China's house prices fall amid curbs
House prices in most Chinese cities have fallen as government policies aimed at cooling the property market start to take effect.
New home prices in 49 out of 70 Chinese cities dropped in November from the previous month, the National Bureau of Statistics said on Sunday.
In October 33 cities saw price falls.
Analysts say it is also further evidence that the Chinese economy is slowing and could encourage Beijing to focus policy more on growth.

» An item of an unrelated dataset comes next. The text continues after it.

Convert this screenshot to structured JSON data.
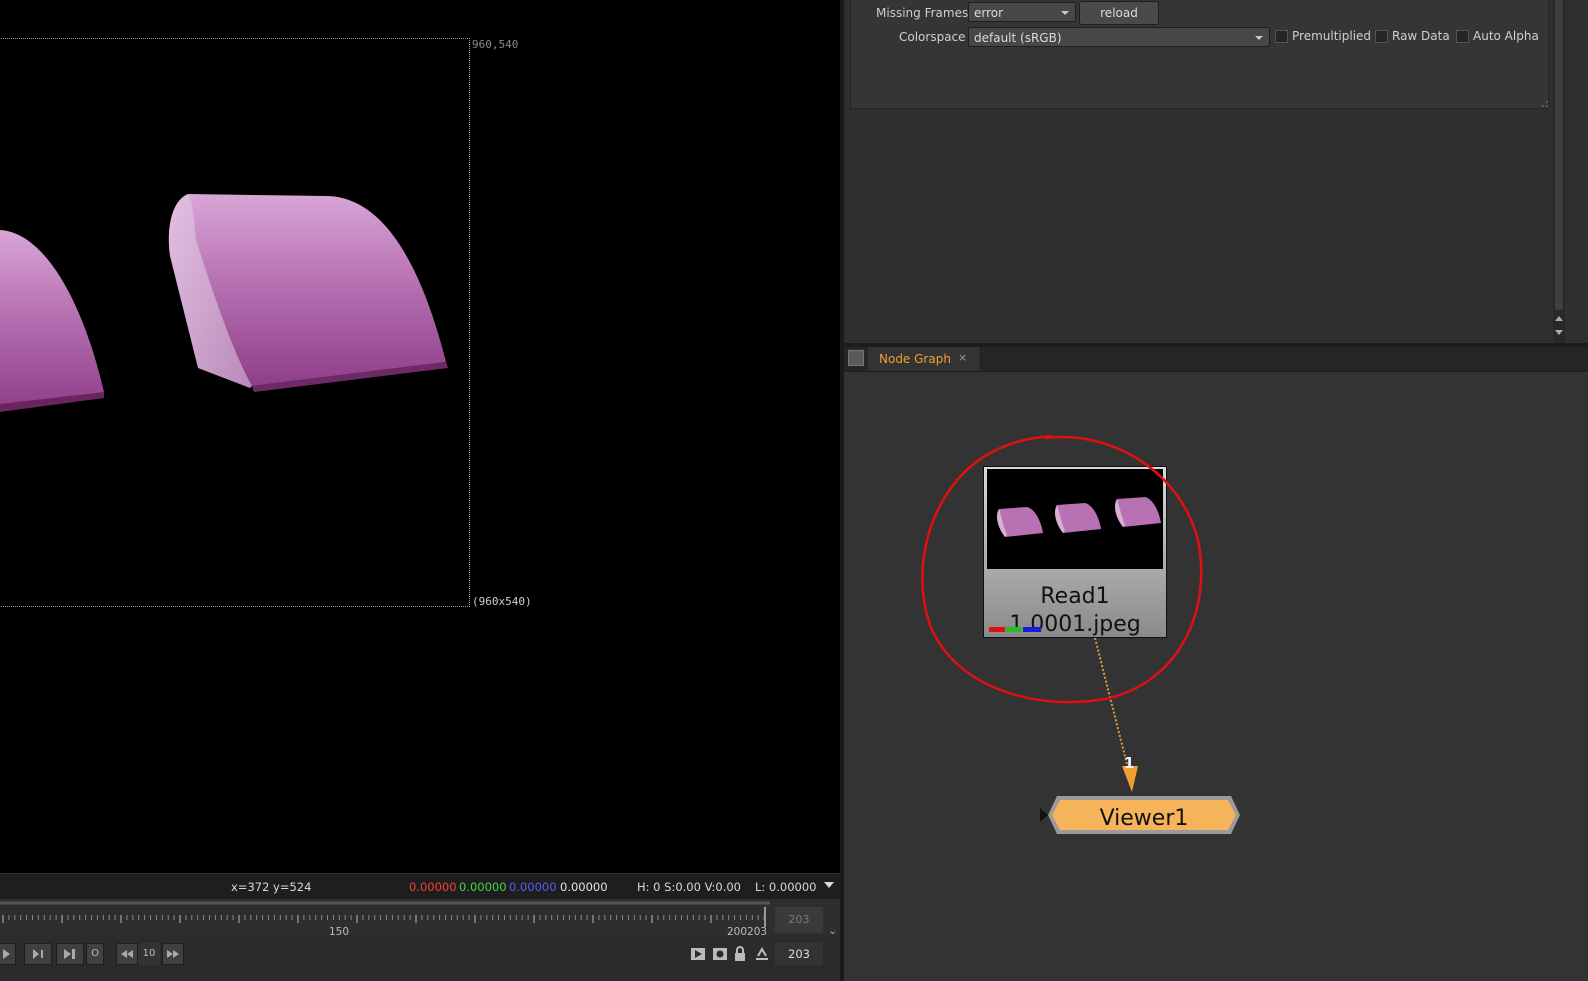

Major cities such as Beijing, Shanghai, Shenzhen and Guangzhou saw prices fall marginally lower compared with October, the statement said
Chinese data does not give exact percentages, but according to calculations by Reuters average new home prices rose 2.2% in November, compared to a year earlier. That was the weakest rise in 2011 to date.
China's high property prices are a result of a stimulus package in late 2008 which was introduced to counter the effects of the global economic crisis.
It led to high housing inflation in 2009 and 2010.
Last year authorities starting implementing a slew of measures aimed at calming property markets, including higher deposits, limits on the number of houses people can own and in some cities, a property tax.
Last week China's leaders vowed to continue to curb house prices.
"China will stick to property tightening policies, push home prices back to reasonable levels and speed up construction of ordinary commercial homes to increase effective supply," said a statement made after the Annual Central Economic Work Conference in Beijing, which set out China's economic aims for 2012.